3 min read

No More Cutting in Line: Crafting Fairness in Queues

No More Cutting in Line: Crafting Fairness in Queues

So what is this queue fairness and why should you care about it?

Recently we published an article on how to manage long-running tasks using a worker and queue, if you haven't read I suggest that you read it first, you can read it here.

Queuing systems offer reliability, and are very intuitive, but they are also really easy to mess up.

Before coming back to the main question, let's consider this simple scenario, you have set up the infra for managing long-running tasks using a queue so, whenever a user performs an operation on your platform, a job gets enqueued to the queue, an available worker will pick the job from the queue and process it, you might be wondering what's the issue here?

Now check out the below image, in an imaginary world your app gets a lot of traction, and you onboard a bunch of users who are using your app concurrently. Now your queue has multiple jobs enqueued, so you will notice that other users' jobs are waiting in the queue to be picked up by the worker because Karen decided to perform a bunch of operations at once (well she's not wrong here) other users might not find this experience _FAIR_

Let's look at the definition of a fair queue:

Fair queuing is a family of scheduling algorithms used in some processes and network schedulers. The algorithm is designed to achieve fairness when a limited resource is shared, for example, to prevent flows with large packets or processes that generate small jobs from consuming more throughput or CPU time than other flows or processes.

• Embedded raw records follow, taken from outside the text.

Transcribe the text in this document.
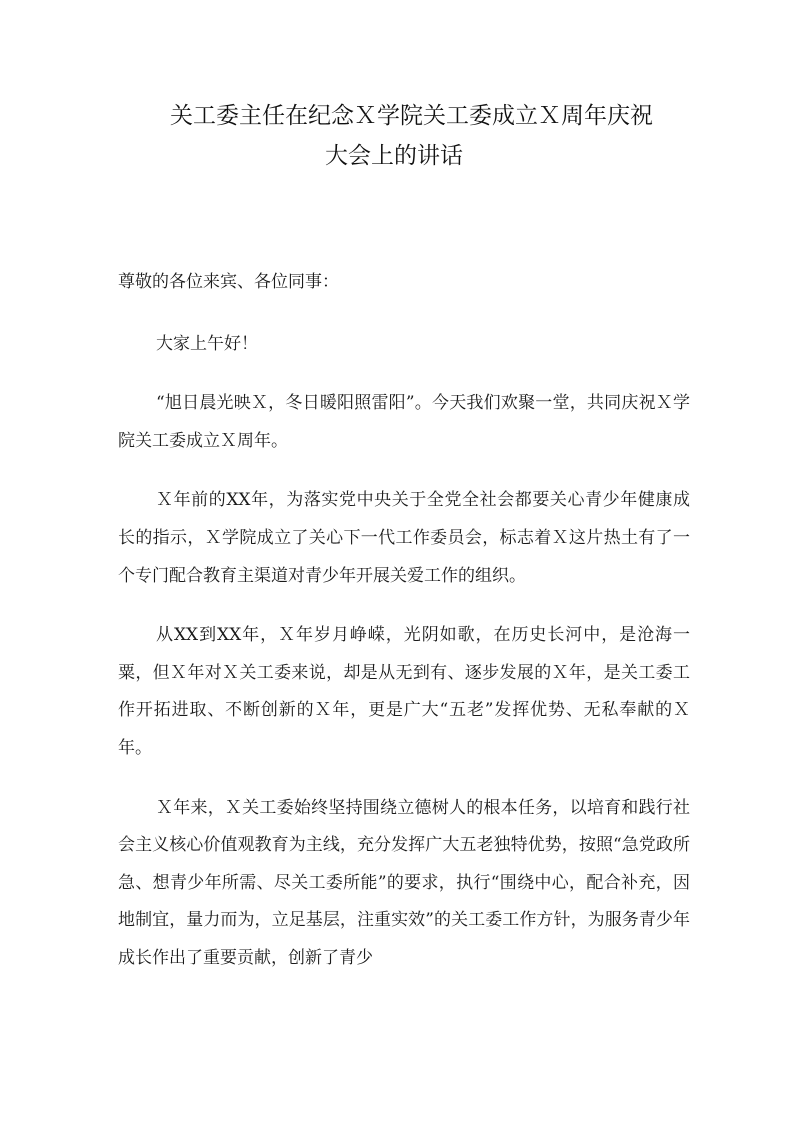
关工委主任在纪念Ｘ学院关工委成立Ｘ周年庆祝
大会上的讲话

尊敬的各位来宾、各位同事：

大家上午好！

“旭日晨光映Ｘ，冬日暖阳照雷阳”。今天我们欢聚一堂，共同庆祝Ｘ学院关工委成立Ｘ周年。

Ｘ年前的XX年，为落实党中央关于全党全社会都要关心青少年健康成长的指示，Ｘ学院成立了关心下一代工作委员会，标志着Ｘ这片热土有了一个专门配合教育主渠道对青少年开展关爱工作的组织。

从XX到XX年，Ｘ年岁月峥嵘，光阴如歌，在历史长河中，是沧海一粟，但Ｘ年对Ｘ关工委来说，却是从无到有、逐步发展的Ｘ年，是关工委工作开拓进取、不断创新的Ｘ年，更是广大“五老”发挥优势、无私奉献的Ｘ年。

Ｘ年来，Ｘ关工委始终坚持围绕立德树人的根本任务，以培育和践行社会主义核心价值观教育为主线，充分发挥广大五老独特优势，按照“急党政所急、想青少年所需、尽关工委所能”的要求，执行“围绕中心，配合补充，因地制宜，量力而为，立足基层，注重实效”的关工委工作方针，为服务青少年成长作出了重要贡献，创新了青少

In layman's terms basically, we don't want the users to wait and also not throw more hardware at this problem so we would like to implement some sort of mechanism that will ensure fairness of the queue and try to avoid resource starvation.

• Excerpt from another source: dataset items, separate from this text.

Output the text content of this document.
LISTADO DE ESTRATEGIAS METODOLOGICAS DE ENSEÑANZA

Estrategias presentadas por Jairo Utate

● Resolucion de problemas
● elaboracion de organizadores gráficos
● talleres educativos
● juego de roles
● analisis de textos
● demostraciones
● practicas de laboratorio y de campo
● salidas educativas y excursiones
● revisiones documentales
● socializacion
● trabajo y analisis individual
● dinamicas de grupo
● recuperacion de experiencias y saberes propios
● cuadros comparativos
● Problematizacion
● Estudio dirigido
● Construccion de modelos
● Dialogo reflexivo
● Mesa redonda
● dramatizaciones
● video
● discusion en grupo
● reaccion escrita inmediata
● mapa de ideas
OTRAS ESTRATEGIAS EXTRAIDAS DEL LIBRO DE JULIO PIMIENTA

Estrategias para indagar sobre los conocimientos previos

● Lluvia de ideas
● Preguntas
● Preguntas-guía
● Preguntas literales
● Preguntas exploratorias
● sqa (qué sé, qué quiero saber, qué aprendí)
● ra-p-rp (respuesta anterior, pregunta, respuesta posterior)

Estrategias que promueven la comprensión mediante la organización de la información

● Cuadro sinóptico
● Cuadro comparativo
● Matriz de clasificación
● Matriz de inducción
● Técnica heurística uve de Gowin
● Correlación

### Enough Talk, show me the <s>code</s> algorithm

There are multiple ways to solve this problem, the easiest is to throw more hardware at the problem but, this is not a sustainable solution and you are still going to face a resource starvation problem – hence we are going to put our fancy computer science hats and talk about Round Robin.

Excusing my terrible visual skills, let's try to understand how round-robin works, in simpler terms, we can think of taking turns, where your job will get resources for a fixed amount of time, and then the resources get passed on to some other job.

Let's devise a dead simple algorithm and then we will try to write code for the same.

We initialize multiple Redis clients to represent different shards of the job queue, allowing for horizontal scaling and load distribution. When a job is enqueued via the /enqueue endpoint, we calculate the shard index based on the job data and push the job onto the queue of the corresponding Redis shard. The /process endpoint iterates through each Redis shard in a round-robin fashion, popping a job from each shard's queue until finding a job to process. This setup ensures fairness in job processing while avoiding resource starvation.

from flask import Flask, request, jsonify
from redis import Redis
import json

app = Flask(__name__)
redis_clients = [Redis(host='localhost', port=6379, db=i) for i in range(3)]  # Assuming 3 Redis shards

# Function to calculate the shard index for a given job
def get_shard_index(job_data):
    # Example: Distribute jobs based on some hash value
    return hash(job_data) % len(redis_clients)

# Endpoint for adding jobs to the queue
@app.route("/enqueue", methods=["POST"])
def enqueue_job():
    job_data = request.json  # Assuming JSON data containing job details
    shard_index = get_shard_index(json.dumps(job_data))
    redis_clients[shard_index].lpush('job_queue', json.dumps(job_data))
    return jsonify({"message": "Job enqueued successfully"}), 200

# Endpoint for processing jobs using round-robin scheduling
@app.route("/process", methods=["GET"])
def process_jobs():
    for redis_client in redis_clients:
        job_data = redis_client.rpop('job_queue')
        if job_data:
            job_data = json.loads(job_data)
            # Process the job (replace this with actual job processing logic)
            print("Processing job:", job_data)
            return jsonify({"message": "Job processed successfully", "job_data": job_data}), 200

    return jsonify({"message": "No jobs to process"}), 404

if __name__ == "__main__":

There are several other ways to approach this problem, we will talk about them in future articles.